The SPX did make a higher high and even cleared the 38% retracement level, which is perfectly normal for a 2nd wave retrace, but things start to go sour if the SPX were to break above the 61% retracement level at 1085. The 20 day MA would come into play before reaching that level, and is currently at 1076.15.
Soon after the SPX gave two buy signals this morning, a third was triggered, moving the trend to 25% bearish with a slight chance that there might be one more buy signal after the close when Stockcharts gets their daily charts updated, and if so, I will promptly post any changes. The short-term Fib fans still have the SPX in the bearish fan, but 1065 is the last line, before they would go bullish.
The count is OK at this point, as long as we get back to selling ASAP. One benefit for the bears was this rally really relieved a lot of over-sold conditions, and even push them to over-bought in the short-term charts, from the hourly on down, clearing the way for new lows.

8:07, If the SPX had a truncated 5th wave, that ended on the 5th of July, then it is possible that we are now in the "C" wave of 2 up. The SPX also broke above the trendline this morning and is very close to making a higher high, above 1048.08.

7:57, Resistance on the longer term Fib fans, is in the 1050-60 range.

7:52, The SPX finally made it out of the most bearish part of the short-term Fib fan this morning.


yestarday the SP sinal buy in value in 1023
ReplyDeletewww.sp500analise.blogspot.com
This entire decline looks like a series of threes to me Michael.
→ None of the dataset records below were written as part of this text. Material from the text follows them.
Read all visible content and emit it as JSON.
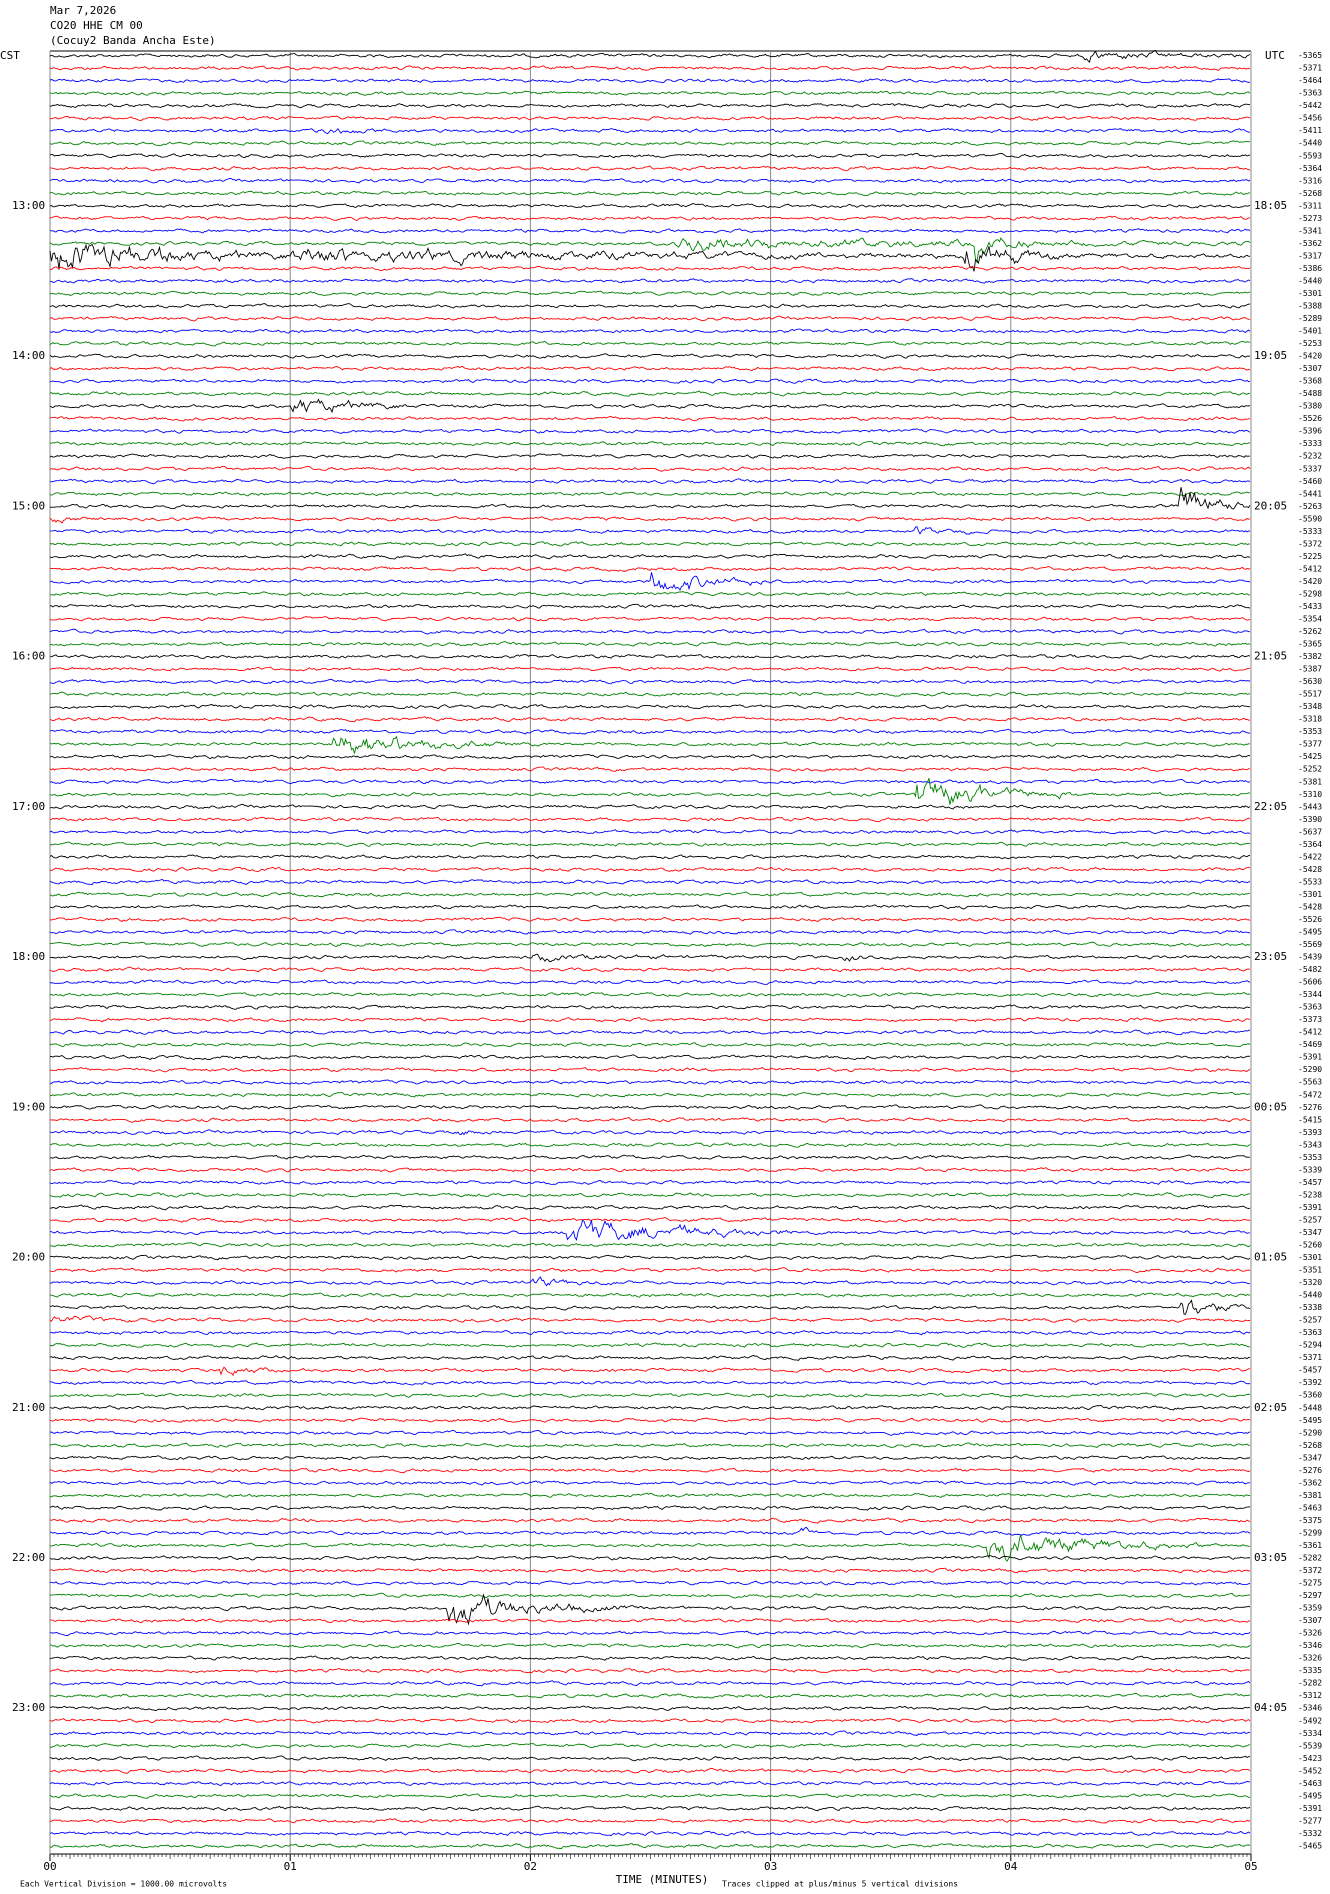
{
  "header": {
    "date": "Mar 7,2026",
    "station": "CO20 HHE CM 00",
    "site": "(Cocuy2 Banda Ancha Este)"
  },
  "left_axis_label": "CST",
  "right_axis_label": "UTC",
  "rows": {
    "colors": [
      "#000000",
      "#ff0000",
      "#0000ff",
      "#008000"
    ],
    "offsets": [
      "-5365",
      "-5371",
      "-5464",
      "-5363",
      "-5442",
      "-5456",
      "-5411",
      "-5440",
      "-5593",
      "-5364",
      "-5316",
      "-5268",
      "-5311",
      "-5273",
      "-5341",
      "-5362",
      "-5317",
      "-5386",
      "-5440",
      "-5301",
      "-5388",
      "-5289",
      "-5401",
      "-5253",
      "-5420",
      "-5307",
      "-5368",
      "-5488",
      "-5380",
      "-5526",
      "-5396",
      "-5333",
      "-5232",
      "-5337",
      "-5460",
      "-5441",
      "-5263",
      "-5590",
      "-5333",
      "-5372",
      "-5225",
      "-5412",
      "-5420",
      "-5298",
      "-5433",
      "-5354",
      "-5262",
      "-5365",
      "-5382",
      "-5387",
      "-5630",
      "-5517",
      "-5348",
      "-5318",
      "-5353",
      "-5377",
      "-5425",
      "-5252",
      "-5381",
      "-5310",
      "-5443",
      "-5390",
      "-5637",
      "-5364",
      "-5422",
      "-5428",
      "-5533",
      "-5301",
      "-5428",
      "-5526",
      "-5495",
      "-5569",
      "-5439",
      "-5482",
      "-5606",
      "-5344",
      "-5363",
      "-5373",
      "-5412",
      "-5469",
      "-5391",
      "-5290",
      "-5563",
      "-5472",
      "-5276",
      "-5415",
      "-5393",
      "-5343",
      "-5353",
      "-5339",
      "-5457",
      "-5238",
      "-5391",
      "-5257",
      "-5347",
      "-5260",
      "-5301",
      "-5351",
      "-5320",
      "-5440",
      "-5338",
      "-5257",
      "-5363",
      "-5294",
      "-5371",
      "-5457",
      "-5392",
      "-5360",
      "-5448",
      "-5495",
      "-5290",
      "-5268",
      "-5347",
      "-5276",
      "-5362",
      "-5381",
      "-5463",
      "-5375",
      "-5299",
      "-5361",
      "-5282",
      "-5372",
      "-5275",
      "-5297",
      "-5359",
      "-5307",
      "-5326",
      "-5346",
      "-5326",
      "-5335",
      "-5282",
      "-5312",
      "-5346",
      "-5492",
      "-5334",
      "-5539",
      "-5423",
      "-5452",
      "-5463",
      "-5495",
      "-5391",
      "-5277",
      "-5332",
      "-5465"
    ]
  },
  "hour_marks": [
    {
      "row": 12,
      "cst": "13:00",
      "utc": "18:05"
    },
    {
      "row": 24,
      "cst": "14:00",
      "utc": "19:05"
    },
    {
      "row": 36,
      "cst": "15:00",
      "utc": "20:05"
    },
    {
      "row": 48,
      "cst": "16:00",
      "utc": "21:05"
    },
    {
      "row": 60,
      "cst": "17:00",
      "utc": "22:05"
    },
    {
      "row": 72,
      "cst": "18:00",
      "utc": "23:05"
    },
    {
      "row": 84,
      "cst": "19:00",
      "utc": "00:05"
    },
    {
      "row": 96,
      "cst": "20:00",
      "utc": "01:05"
    },
    {
      "row": 108,
      "cst": "21:00",
      "utc": "02:05"
    },
    {
      "row": 120,
      "cst": "22:00",
      "utc": "03:05"
    },
    {
      "row": 132,
      "cst": "23:00",
      "utc": "04:05"
    }
  ],
  "x_axis": {
    "label": "TIME (MINUTES)",
    "xlim": [
      0,
      5
    ],
    "ticks": [
      {
        "value": 0,
        "label": "00"
      },
      {
        "value": 1,
        "label": "01"
      },
      {
        "value": 2,
        "label": "02"
      },
      {
        "value": 3,
        "label": "03"
      },
      {
        "value": 4,
        "label": "04"
      },
      {
        "value": 5,
        "label": "05"
      }
    ]
  },
  "footer": {
    "scale": "Each Vertical Division = 1000.00 microvolts",
    "clip": "Traces clipped at plus/minus 5 vertical divisions"
  },
  "events": [
    {
      "row": 0,
      "start": 4.3,
      "end": 5.0,
      "amp": 0.3
    },
    {
      "row": 6,
      "start": 1.1,
      "end": 1.4,
      "amp": 0.25
    },
    {
      "row": 15,
      "start": 2.6,
      "end": 5.0,
      "amp": 0.35
    },
    {
      "row": 15,
      "start": 3.85,
      "end": 4.1,
      "amp": 0.6
    },
    {
      "row": 16,
      "start": 0.0,
      "end": 1.0,
      "amp": 1.2
    },
    {
      "row": 16,
      "start": 1.0,
      "end": 5.0,
      "amp": 0.4
    },
    {
      "row": 16,
      "start": 3.8,
      "end": 4.2,
      "amp": 1.3
    },
    {
      "row": 28,
      "start": 1.0,
      "end": 1.5,
      "amp": 0.6
    },
    {
      "row": 36,
      "start": 4.7,
      "end": 5.0,
      "amp": 1.3
    },
    {
      "row": 37,
      "start": 0.0,
      "end": 0.15,
      "amp": 0.25
    },
    {
      "row": 38,
      "start": 3.6,
      "end": 3.95,
      "amp": 0.2
    },
    {
      "row": 42,
      "start": 2.5,
      "end": 3.0,
      "amp": 0.8
    },
    {
      "row": 55,
      "start": 1.18,
      "end": 1.9,
      "amp": 1.0
    },
    {
      "row": 59,
      "start": 3.6,
      "end": 4.3,
      "amp": 1.0
    },
    {
      "row": 72,
      "start": 2.0,
      "end": 2.6,
      "amp": 0.2
    },
    {
      "row": 72,
      "start": 3.3,
      "end": 3.5,
      "amp": 0.2
    },
    {
      "row": 86,
      "start": 1.7,
      "end": 1.9,
      "amp": 0.2
    },
    {
      "row": 94,
      "start": 2.15,
      "end": 3.1,
      "amp": 0.9
    },
    {
      "row": 98,
      "start": 2.0,
      "end": 2.35,
      "amp": 0.3
    },
    {
      "row": 100,
      "start": 4.7,
      "end": 5.0,
      "amp": 0.9
    },
    {
      "row": 101,
      "start": 0.0,
      "end": 0.45,
      "amp": 0.25
    },
    {
      "row": 105,
      "start": 0.7,
      "end": 0.95,
      "amp": 0.45
    },
    {
      "row": 118,
      "start": 3.12,
      "end": 3.2,
      "amp": 0.35
    },
    {
      "row": 119,
      "start": 3.9,
      "end": 4.8,
      "amp": 1.0
    },
    {
      "row": 124,
      "start": 1.65,
      "end": 2.4,
      "amp": 1.1
    }
  ]
}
We got an ABC down to your low at green 3. Then we got a clean ABC rally for a larger wave B (your red 2). Now we're in C, which *could* be a five wave decline but to my eye is shaping up for an ED.
ReplyDeleteOverall correction isn't expected to end until October. For the ED we could get 'B' peak between July 11th/23rd, 'C' low August 11th, 'D' peak Sept 11th and 'E' low Oct 1st.